While at the beach, I did some writing. I noticed that during my writing session that I got distracted. I decided to specify a writing time—say 1 hour—as a hard limit. The idea is that during that time, I’d write, knowing that there’s a hard limit.
To help with this, I searched for Windows timer apps to help. I found an article on CNET reviewing 5 applications. I tried a few, eventually uninstalling them. One, Cool Timer (no link provided—you’ll see why.), seemed like it’d work okay. I installed it and accepted the license agreement, multiple times. Unfortunately, I wasn’t pay close enough attention, and I agreed to install a bunch of crapware.
This is bad. Annoyed over this, I didn’t even try Cool Timer—it may be the best timer in the world, but if it’s going to trick me into installing crapware, I don’t want it. I did a Windows uninstall of Cool Timer and everything else installed the same day. If the software played by the rules there’d be no harm, no foul.

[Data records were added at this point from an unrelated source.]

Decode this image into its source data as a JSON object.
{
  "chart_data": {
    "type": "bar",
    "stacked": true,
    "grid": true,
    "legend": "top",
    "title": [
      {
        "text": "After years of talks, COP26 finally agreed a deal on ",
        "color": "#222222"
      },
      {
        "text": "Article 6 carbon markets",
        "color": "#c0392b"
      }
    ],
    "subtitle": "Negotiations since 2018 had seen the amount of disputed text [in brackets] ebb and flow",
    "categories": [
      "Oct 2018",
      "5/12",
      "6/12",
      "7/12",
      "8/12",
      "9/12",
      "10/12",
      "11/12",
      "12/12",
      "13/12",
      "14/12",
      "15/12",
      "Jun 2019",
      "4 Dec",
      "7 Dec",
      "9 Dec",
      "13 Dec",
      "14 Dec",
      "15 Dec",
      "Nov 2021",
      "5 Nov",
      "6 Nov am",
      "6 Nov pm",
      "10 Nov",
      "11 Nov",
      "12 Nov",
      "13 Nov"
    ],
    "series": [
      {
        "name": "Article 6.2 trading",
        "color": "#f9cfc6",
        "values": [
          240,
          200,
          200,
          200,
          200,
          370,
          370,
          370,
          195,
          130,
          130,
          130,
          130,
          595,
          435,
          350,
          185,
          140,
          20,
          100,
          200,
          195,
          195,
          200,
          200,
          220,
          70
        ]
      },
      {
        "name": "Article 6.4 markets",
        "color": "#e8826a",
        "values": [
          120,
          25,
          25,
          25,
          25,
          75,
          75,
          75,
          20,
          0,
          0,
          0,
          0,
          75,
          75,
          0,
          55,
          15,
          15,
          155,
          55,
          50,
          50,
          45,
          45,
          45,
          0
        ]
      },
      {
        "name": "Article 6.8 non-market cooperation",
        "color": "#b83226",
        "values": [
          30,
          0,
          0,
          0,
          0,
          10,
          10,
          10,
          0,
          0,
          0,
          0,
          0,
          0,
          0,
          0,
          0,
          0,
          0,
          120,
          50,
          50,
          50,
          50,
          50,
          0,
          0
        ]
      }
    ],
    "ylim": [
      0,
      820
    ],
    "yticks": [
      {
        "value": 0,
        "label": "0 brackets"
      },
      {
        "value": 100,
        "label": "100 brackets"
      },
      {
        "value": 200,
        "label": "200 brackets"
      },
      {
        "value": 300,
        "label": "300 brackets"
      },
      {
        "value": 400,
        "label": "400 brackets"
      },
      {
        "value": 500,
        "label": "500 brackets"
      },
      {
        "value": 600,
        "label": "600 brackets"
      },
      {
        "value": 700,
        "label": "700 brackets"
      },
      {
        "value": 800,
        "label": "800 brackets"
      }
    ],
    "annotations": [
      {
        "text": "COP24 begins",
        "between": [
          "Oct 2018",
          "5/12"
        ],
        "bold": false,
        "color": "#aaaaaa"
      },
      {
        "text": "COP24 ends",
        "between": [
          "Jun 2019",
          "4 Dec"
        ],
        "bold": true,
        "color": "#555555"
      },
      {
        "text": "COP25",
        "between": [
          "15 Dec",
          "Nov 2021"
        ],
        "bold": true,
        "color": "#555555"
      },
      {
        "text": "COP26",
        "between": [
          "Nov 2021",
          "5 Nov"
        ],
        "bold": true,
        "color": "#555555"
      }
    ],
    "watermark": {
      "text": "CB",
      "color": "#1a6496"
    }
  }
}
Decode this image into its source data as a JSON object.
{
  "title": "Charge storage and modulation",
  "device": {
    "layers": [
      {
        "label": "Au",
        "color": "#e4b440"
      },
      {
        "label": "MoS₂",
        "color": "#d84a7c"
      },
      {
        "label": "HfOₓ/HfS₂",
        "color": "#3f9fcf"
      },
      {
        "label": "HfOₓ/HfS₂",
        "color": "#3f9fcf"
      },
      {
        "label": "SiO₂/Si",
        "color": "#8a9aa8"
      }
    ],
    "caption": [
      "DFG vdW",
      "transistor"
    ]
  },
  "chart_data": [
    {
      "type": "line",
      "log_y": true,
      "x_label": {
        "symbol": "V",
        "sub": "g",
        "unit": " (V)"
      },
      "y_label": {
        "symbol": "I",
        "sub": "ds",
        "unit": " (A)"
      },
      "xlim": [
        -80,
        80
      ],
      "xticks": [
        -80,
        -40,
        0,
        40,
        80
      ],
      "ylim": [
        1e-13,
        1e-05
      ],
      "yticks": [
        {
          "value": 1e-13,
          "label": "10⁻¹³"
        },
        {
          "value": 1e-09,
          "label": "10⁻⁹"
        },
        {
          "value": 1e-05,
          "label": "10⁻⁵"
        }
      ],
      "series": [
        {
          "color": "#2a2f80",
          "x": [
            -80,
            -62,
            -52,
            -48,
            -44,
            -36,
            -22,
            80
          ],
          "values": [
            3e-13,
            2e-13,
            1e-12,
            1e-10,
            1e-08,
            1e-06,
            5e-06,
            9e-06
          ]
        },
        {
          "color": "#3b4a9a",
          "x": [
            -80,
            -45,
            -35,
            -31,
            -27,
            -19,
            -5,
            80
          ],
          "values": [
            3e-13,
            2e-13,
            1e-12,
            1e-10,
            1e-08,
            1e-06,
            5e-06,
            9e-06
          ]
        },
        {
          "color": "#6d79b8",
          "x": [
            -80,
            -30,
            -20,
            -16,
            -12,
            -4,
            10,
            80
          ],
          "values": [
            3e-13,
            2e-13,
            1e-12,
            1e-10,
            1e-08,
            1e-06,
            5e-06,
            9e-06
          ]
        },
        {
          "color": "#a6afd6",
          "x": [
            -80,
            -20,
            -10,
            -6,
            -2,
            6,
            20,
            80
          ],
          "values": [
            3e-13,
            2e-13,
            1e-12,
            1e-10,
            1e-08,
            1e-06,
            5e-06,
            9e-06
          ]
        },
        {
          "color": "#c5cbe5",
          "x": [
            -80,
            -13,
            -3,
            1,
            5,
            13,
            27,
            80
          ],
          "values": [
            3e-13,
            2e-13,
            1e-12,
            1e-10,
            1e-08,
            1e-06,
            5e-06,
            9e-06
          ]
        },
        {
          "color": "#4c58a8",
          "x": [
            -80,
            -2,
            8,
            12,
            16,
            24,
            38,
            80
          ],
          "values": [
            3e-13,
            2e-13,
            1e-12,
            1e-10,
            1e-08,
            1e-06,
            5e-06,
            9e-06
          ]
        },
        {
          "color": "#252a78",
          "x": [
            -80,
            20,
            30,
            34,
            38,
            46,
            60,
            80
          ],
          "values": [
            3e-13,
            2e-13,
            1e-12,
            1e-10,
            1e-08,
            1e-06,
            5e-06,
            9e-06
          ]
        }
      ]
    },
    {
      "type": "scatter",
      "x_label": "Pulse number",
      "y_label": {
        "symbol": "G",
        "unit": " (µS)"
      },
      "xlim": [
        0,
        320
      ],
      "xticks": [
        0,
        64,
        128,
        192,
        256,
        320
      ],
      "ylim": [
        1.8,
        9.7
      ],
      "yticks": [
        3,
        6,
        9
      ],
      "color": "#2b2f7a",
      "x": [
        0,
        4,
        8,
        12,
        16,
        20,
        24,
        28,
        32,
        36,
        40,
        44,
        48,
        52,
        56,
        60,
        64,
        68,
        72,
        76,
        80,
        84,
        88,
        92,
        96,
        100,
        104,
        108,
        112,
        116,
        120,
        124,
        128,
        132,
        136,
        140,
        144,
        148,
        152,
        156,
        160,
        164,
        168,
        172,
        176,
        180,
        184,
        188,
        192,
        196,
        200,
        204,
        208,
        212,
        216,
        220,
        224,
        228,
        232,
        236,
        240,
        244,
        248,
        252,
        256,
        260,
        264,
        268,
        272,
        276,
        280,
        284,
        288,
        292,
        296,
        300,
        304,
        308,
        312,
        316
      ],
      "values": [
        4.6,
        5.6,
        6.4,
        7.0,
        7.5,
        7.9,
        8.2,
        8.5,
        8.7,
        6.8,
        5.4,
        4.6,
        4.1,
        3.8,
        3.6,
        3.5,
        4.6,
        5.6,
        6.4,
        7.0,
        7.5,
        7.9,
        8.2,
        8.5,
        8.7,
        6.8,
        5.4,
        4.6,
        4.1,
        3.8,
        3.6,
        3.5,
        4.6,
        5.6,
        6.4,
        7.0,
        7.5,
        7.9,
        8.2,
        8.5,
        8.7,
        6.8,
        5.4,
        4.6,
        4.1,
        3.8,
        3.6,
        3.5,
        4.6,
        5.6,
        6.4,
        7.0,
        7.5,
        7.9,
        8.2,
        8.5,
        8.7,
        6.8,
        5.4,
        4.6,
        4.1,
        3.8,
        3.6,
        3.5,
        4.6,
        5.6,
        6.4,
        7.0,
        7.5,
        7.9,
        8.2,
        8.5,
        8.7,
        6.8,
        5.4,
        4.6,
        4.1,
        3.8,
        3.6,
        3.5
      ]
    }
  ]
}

Later on, I ran Firefox and was offered to install the AVG Secure Guard toolbar. The Cool Timer software install doesn’t play by the rules. It installs programs without my permission.
I ran MalwareBytes Anti-malware. It found several issues, and I corrected them. The AVG Secure Guard still showed. I ran Spybot Searchand Destroy. I found two entries, and I corrected them. The add-on still showed.
Make no mistake, I’m really annoyed at this point. I don’t like unknown processes running on my box, especially when they nag me to do something I don’t want to do. They waste my time and system resources.
Now, I googled the issue. All I discovered was that Cool Timer became a crapware fiesta at some point in the past. But there were no easy solutions. I found the directory where AVG Software was installed (thanks to Firefox Add-on page stating it). I re-checked the installed programs. Nothing showed that was installed on that day. I checked my Scheduled Tasks and nothing ran at the time that directory was created. I deleted it and the next day it reappeared.
I checked the Services running on the box and there was one, vToolbarUpdater17.0.12, that stood out. I stopped it and disabled it from starting again.
For a couple of days, I haven’t had any issues.
Don’t install Cool Timer. There’s better software does the same thing without the crapware.
The next time I try software, I’m creating a System Restore point.
As far as the timer situation goes, I’m working with Watch Me timer. It seems to do the trick. I haven’t decided yet if it’s helping me focus.